In October 2007, Rosato moved to the Senate Environment and Public Works Committee, for which Boxer is the chairwoman. He was fired from his committee post as senior policy adviser and counsel Friday, Boxer’s spokeswoman said.
“On Friday, the Justice Department informed our office of criminal charges made against a Senate employee,” Boxer’s spokeswoman, Natalie Ravitz, told The Examiner in an e-mail.
“Senator Boxer has zero tolerance for crimes against children, and the employee was immediately terminated,” Ravitz wrote. “Our office is cooperating fully with the Department of Justice in this matter.”
On Friday, Rosato was charged with possession of child pornography after FBI agents found 200 pictures and several movies of prepubescent boys having sex, a sworn statement by FBI agent Chad Gallagher said. One of the images shows two boys, about 10 years old, engaged in sexual activity, the statement said.
Investigators were led to Rosato after linking his Internet Protocol address to a Google Hello user name that had received hundreds of child pornographic images from a known porn distributor in February 2007, the statement said.
Google Hello, an Internet picture sharing service, was shut down in June so the Internet giant could further develop its more popular Picasa.
The unnamed distributor’s computer was seized in January, and Rosato’s user name was among several who had been receiving the pornographic files, the statement said.

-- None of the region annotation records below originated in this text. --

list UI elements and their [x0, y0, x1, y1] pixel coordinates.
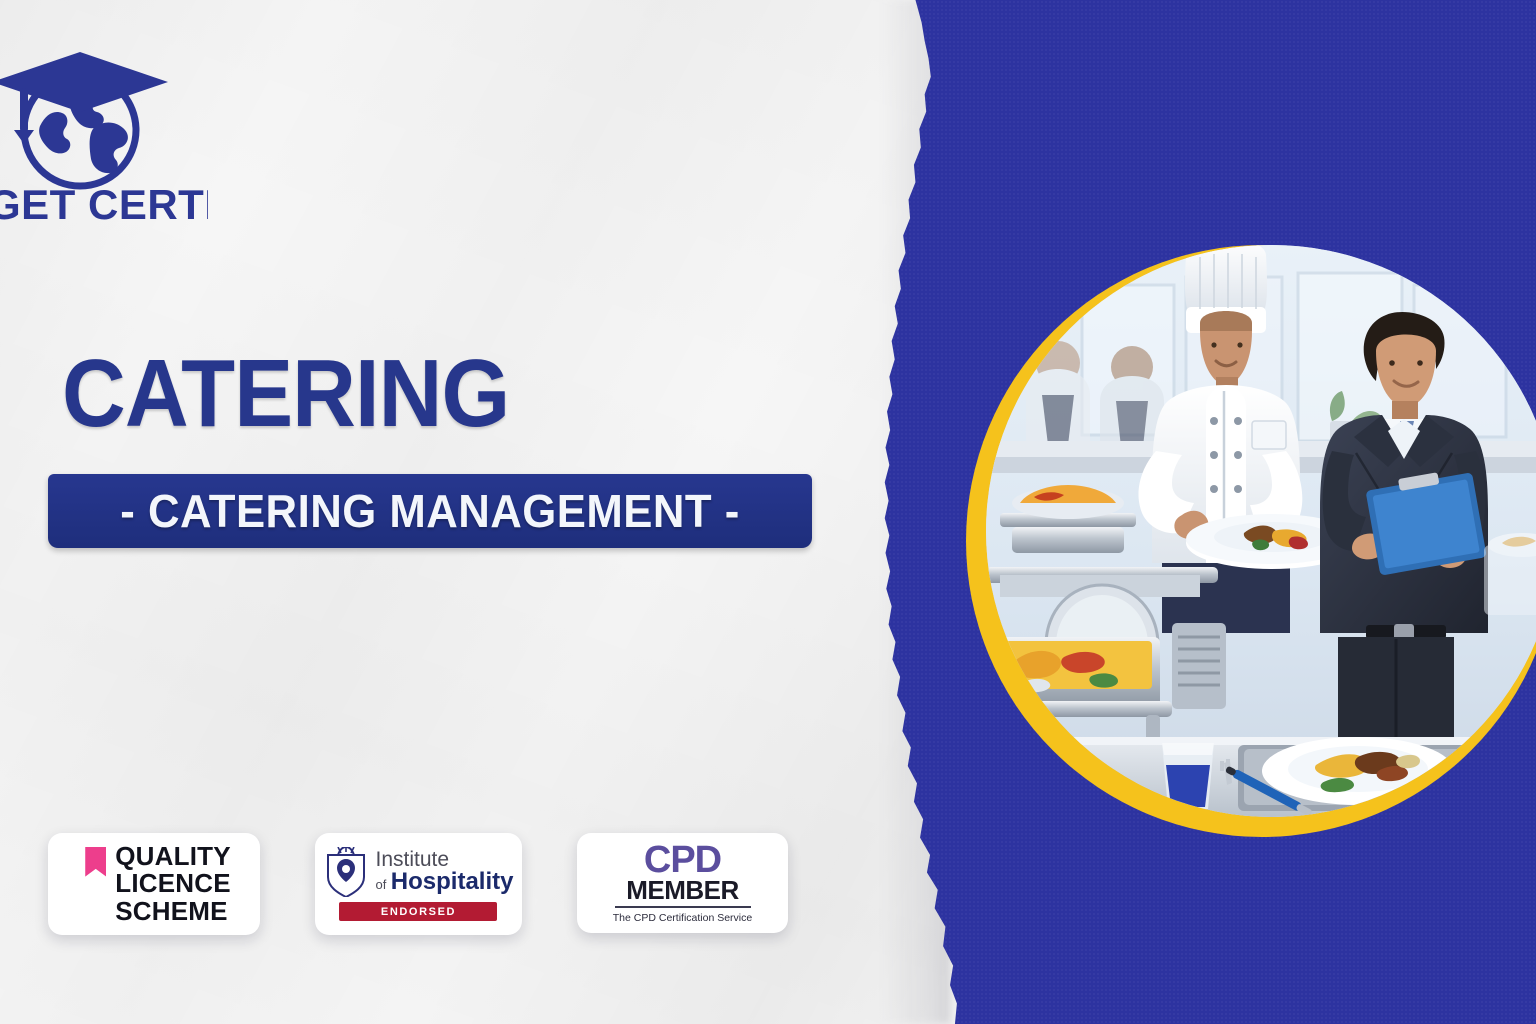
- ioh-endorsed-banner: ENDORSED: [339, 902, 497, 921]
- brand-logo[interactable]: GET CERTIFY: [0, 34, 208, 226]
- qls-line-1: QUALITY: [115, 841, 231, 871]
- cpd-divider: [615, 906, 751, 908]
- chef-and-manager-illustration: [986, 245, 1536, 817]
- badge-quality-licence-scheme[interactable]: QUALITY LICENCE SCHEME: [48, 833, 260, 935]
- cpd-monogram-icon: CPD: [644, 841, 721, 879]
- pink-ribbon-bookmark-icon: [85, 847, 106, 877]
- graduation-cap-globe-icon: GET CERTIFY: [0, 34, 208, 226]
- ioh-line-of: of: [376, 877, 387, 892]
- subtitle-bar: - CATERING MANAGEMENT -: [48, 474, 812, 548]
- qls-line-2: LICENCE: [115, 868, 231, 898]
- hero-image: [986, 245, 1536, 817]
- ioh-line-hospitality: Hospitality: [391, 868, 514, 895]
- cpd-member-label: MEMBER: [626, 877, 739, 903]
- brand-logo-text: GET CERTIFY: [0, 181, 208, 226]
- subtitle-text: - CATERING MANAGEMENT -: [120, 484, 739, 538]
- cpd-service-text: The CPD Certification Service: [613, 912, 752, 925]
- badge-cpd-member[interactable]: CPD MEMBER The CPD Certification Service: [577, 833, 788, 933]
- heraldic-crest-icon: [324, 847, 368, 897]
- page-title: CATERING: [62, 348, 509, 440]
- accreditation-badges: QUALITY LICENCE SCHEME Inst: [48, 833, 788, 935]
- course-banner: GET CERTIFY CATERING - CATERING MANAGEME…: [0, 0, 1536, 1024]
- qls-line-3: SCHEME: [115, 896, 227, 926]
- badge-institute-of-hospitality[interactable]: Institute of Hospitality ENDORSED: [315, 833, 522, 935]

In May, investigators subpoenaed Google for the user identification number for Rosato’s user name. Google provided access logs that linked the user identification number to an IP address, the statement said.
A second subpoena, issued in July, was sent to Comcast to find the owner of the IP address. Comcast identified Rosato as the account holder with the IP address, the statement said.
Property records show Rosato bought a condominium in Arlington in January. It was there that officials say they found the images stored on a Dell laptop computer that was in his bedroom.